Nope. Tomogotchis were digital pets which bleeped and whined at you, rather than miaowing or barking. Your pet was ‘born’ (from an egg) when you first activated the toy and you were then required to care for it throughout the different stages of its life. It needed to be fed meals or snacks (usually very ‘healthy’ candy – lessons in good parenting anyone?), ‘played’ with and disciplined.
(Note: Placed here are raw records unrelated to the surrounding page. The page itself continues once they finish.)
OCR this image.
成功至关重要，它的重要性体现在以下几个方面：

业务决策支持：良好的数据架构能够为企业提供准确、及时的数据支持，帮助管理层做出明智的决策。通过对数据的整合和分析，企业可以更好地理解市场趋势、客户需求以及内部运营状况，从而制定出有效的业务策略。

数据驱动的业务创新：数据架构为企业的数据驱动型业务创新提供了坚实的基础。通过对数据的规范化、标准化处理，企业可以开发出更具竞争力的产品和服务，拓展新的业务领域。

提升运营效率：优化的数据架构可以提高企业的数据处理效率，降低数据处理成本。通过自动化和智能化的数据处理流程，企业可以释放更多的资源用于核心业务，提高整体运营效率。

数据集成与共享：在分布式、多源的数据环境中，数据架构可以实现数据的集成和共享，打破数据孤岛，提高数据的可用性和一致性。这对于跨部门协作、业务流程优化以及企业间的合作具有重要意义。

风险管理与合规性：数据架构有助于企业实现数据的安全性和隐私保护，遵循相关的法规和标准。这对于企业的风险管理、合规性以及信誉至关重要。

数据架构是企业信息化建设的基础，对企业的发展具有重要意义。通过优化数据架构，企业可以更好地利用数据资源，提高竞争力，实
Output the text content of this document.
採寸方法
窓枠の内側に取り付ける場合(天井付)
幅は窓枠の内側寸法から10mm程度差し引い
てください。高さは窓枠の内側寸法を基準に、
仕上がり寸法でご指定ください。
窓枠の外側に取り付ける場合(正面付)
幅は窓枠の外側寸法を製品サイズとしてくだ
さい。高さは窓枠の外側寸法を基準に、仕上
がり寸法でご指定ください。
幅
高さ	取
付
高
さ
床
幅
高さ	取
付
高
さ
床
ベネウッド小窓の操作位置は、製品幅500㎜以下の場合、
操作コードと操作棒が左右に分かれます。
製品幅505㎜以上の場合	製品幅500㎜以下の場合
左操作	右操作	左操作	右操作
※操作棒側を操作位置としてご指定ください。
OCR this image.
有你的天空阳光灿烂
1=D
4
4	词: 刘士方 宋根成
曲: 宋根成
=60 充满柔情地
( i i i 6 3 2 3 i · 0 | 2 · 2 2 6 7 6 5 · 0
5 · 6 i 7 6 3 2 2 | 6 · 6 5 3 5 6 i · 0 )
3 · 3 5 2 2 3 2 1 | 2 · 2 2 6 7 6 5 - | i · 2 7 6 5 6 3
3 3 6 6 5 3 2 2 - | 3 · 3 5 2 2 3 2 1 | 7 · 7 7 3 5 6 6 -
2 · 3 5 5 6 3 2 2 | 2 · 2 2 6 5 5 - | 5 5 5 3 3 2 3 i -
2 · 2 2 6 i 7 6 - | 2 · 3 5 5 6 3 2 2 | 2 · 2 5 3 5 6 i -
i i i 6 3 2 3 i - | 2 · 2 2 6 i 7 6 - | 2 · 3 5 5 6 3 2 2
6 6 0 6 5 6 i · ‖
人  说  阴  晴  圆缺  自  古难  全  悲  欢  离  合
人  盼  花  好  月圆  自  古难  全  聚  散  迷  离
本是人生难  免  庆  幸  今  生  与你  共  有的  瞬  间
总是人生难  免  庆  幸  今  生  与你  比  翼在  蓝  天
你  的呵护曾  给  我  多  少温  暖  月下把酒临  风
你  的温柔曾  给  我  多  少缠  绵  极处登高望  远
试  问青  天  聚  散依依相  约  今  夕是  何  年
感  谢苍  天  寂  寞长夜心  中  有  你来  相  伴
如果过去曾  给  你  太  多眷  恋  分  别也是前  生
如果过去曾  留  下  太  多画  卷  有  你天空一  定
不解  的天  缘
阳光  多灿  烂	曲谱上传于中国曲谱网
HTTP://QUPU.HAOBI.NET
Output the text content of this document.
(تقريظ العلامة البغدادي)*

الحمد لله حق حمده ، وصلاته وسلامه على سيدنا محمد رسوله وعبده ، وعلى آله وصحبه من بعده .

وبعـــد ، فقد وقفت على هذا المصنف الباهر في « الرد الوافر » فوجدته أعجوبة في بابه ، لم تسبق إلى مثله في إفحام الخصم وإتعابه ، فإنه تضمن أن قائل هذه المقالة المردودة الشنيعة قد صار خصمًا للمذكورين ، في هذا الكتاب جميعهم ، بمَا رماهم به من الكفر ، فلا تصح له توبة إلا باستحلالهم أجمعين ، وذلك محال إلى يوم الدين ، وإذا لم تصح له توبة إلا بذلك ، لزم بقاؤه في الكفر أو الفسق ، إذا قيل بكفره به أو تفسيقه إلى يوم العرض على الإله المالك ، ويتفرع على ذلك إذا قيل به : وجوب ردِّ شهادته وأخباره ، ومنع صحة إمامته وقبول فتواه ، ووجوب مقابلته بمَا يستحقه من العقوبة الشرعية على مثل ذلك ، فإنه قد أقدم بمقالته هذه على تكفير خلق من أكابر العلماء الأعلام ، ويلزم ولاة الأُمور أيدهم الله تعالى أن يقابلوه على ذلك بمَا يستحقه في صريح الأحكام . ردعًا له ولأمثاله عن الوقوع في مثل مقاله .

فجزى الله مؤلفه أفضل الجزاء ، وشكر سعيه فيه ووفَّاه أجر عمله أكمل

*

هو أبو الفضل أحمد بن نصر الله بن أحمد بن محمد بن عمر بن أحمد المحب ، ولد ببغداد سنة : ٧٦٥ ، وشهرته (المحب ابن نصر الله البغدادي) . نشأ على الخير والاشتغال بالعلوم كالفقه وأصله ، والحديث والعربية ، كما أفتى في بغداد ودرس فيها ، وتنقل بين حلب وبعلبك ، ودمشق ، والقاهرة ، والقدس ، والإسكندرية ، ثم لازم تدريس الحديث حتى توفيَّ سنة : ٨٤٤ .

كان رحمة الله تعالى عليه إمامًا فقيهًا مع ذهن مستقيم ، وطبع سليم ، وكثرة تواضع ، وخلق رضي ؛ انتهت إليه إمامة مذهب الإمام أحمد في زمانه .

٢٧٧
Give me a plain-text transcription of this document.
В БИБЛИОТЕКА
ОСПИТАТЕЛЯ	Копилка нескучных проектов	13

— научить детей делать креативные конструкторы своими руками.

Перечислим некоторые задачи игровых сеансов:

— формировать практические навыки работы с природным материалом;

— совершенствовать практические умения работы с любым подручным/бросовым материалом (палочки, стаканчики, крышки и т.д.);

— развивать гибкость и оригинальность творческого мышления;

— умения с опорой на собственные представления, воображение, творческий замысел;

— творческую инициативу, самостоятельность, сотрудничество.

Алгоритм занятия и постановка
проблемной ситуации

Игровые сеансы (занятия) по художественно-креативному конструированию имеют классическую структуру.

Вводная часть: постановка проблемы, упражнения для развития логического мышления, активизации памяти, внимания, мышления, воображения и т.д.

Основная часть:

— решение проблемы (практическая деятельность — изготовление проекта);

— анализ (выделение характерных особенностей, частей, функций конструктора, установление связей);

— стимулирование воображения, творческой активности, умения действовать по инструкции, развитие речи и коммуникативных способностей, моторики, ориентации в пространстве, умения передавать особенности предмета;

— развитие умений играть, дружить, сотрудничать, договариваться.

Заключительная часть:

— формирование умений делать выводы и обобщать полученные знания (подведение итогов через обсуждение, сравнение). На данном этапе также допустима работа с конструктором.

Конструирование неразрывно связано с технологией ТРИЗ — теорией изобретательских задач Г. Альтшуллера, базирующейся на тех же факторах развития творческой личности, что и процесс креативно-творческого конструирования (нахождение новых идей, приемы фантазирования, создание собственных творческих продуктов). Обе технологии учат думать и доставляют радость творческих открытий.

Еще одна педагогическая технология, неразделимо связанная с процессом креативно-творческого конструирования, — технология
It also left presents of droppings around the screen from time to time, which had to be cleaned up to ensure that the tamogotchi didn’t become ill – poisoned by its own waste product.
90s Children Pet Gameplay
In reality children who owned a tamogotchi got bored pretty quickly. The gameplay available from the toy was extremely limited, and kids got bored with the repetitive actions required to keep the pet alive. In fact, what began as a toy meant to teach children about caring for a pet in a positive and responsible way soon became quite the opposite. Instead of dutifully checking on the digital pet every few hours, ensuring it was kept fed and watered, stimulated by play and cleaned up after, kids took to doing everything they could to kill off their tamogotchi as fast as possible.
Yes – a macabre twist in what had originally been a toy with good intentions. Children became obsessed with dead tamogotchis, comparing them in the playground, bragging about whose had died first and the method of its death, racking up as many as three or four dead tamogotchis in a similar manner to comparing the amount of walkers dispatched by any given character in The Walking Dead. (“How many walkers have you killed?” How many people have you killed? How many tamogotchis have you killed?”) Those with a high death count were respected and considered King of the playground. And woe betide the small girl who still looked after her tamogotchi carefully and responsibly. She had better keep that digital pet locked well away in her locker if she didn’t want the school bully to steal and murder it! Mind you, if she was like the girls in this ad, the bully might have wanted to kill her off too!
All in all, tamogotchis were a toy intended for good but eventually used for evil. And those 90s children are now adult pet owners or even parents for real. It doesn’t bear thinking about.